O esforço desse trabalho consiste exatamente em apontar os

fundamentos palpáveis desse equívoco, ainda que não se possa negar a transição

interclasses. Em outras palavras, partimos das evidências de que a recriação

camponesa se dá a partir de uma vasta combinação de estratégias, as quais se

materializam nas mais diversas trajetórias. Assim, a tese da inexorável

proletarização se perde ante as evidências de que nessa dinâmica há inclusive um

movimento de fortalecimento de classe, propiciado pela aquisição da terra própria.

Porém, esse símbolo da condição camponesa não deve servir de

referência única para essa distinção, tendo em vista as diferentes possibilidades de

autonomia conferidas pelo controle que não deriva da propriedade formal desse

meio de produção. Esse é o caso da parceria que, na área de estudo, é praticada em

praticamente todas as atividades que requerem mão-de-obra intensiva, como a

sericicultura, olericultura e, sobretudo, a cafeicultura, na qual essa relação se

constituiu em um diferencial para o processo de territorialização camponesa.

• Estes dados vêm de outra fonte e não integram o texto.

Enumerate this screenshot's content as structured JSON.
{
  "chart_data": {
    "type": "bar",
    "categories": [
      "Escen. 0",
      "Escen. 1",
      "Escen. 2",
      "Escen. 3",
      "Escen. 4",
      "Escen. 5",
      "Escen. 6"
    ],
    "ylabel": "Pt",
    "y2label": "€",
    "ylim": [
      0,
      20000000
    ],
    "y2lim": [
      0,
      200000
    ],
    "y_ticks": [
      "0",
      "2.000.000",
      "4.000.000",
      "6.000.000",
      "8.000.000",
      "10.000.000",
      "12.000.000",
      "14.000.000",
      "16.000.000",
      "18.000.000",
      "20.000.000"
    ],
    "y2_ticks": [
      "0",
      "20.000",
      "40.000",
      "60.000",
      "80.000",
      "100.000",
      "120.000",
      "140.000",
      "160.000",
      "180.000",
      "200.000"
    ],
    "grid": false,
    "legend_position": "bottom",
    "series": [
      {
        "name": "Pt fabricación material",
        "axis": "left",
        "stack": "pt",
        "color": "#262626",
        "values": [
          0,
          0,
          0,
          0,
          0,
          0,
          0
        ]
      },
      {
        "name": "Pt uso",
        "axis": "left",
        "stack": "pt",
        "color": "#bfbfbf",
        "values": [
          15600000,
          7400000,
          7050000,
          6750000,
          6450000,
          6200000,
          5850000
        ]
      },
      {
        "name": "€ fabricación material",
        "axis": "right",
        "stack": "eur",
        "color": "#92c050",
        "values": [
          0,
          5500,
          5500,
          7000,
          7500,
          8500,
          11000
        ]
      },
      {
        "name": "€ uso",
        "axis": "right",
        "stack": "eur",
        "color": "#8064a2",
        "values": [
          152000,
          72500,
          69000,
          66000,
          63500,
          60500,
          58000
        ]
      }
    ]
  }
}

Vimos, anteriormente, que o povoamento da região se fez às

expensas do café. Aliás, a vinculação dessa cultura à consolidação do campesinato

brasileiro é inevitável, pela sua participação no processo de emancipação ambígua

vivenciado no século XIX. Como se sabe, a transformação da terra em mercadoria

foi fundamental para que os camponeses alcançassem a igualdade jurídica perante

os demais segmentos sociais, em uma conjuntura dominada pelas oligarquias.

A própria expansão cafeeira para o Norte do Paraná revela um

avanço no processo de territorializaçao camponesa, face à importante participação

de pequenos proprietários e colonos; aqueles galgando a nova condição social em

virtude de já terem sido colonos no Estado de São Paulo e terem acumulado o

suficiente para comprar terras mais baratas na fronteira. Estes, embalados pelo

mesmo objetivo e pela disposição em colocar a serviço dos grandes cafeicultores a

força de trabalho da família até alçar o sonho da terra prometida.

E não resta dúvida que, para muitos, isso não passou de um sonho.

Embora tenham se mantido por décadas como produtores diretos de sua existência,

trabalhando em terras e cafezais alheios, nem todos conseguiram amealhar

recursos suficientes para adquirir o seu pedaço de chão. A partir dos anos setenta,

a desestruturação dessa cultura em favor das lavouras mecanizadas fez com que

muitos deles trilhassem os caminhos da proletarização.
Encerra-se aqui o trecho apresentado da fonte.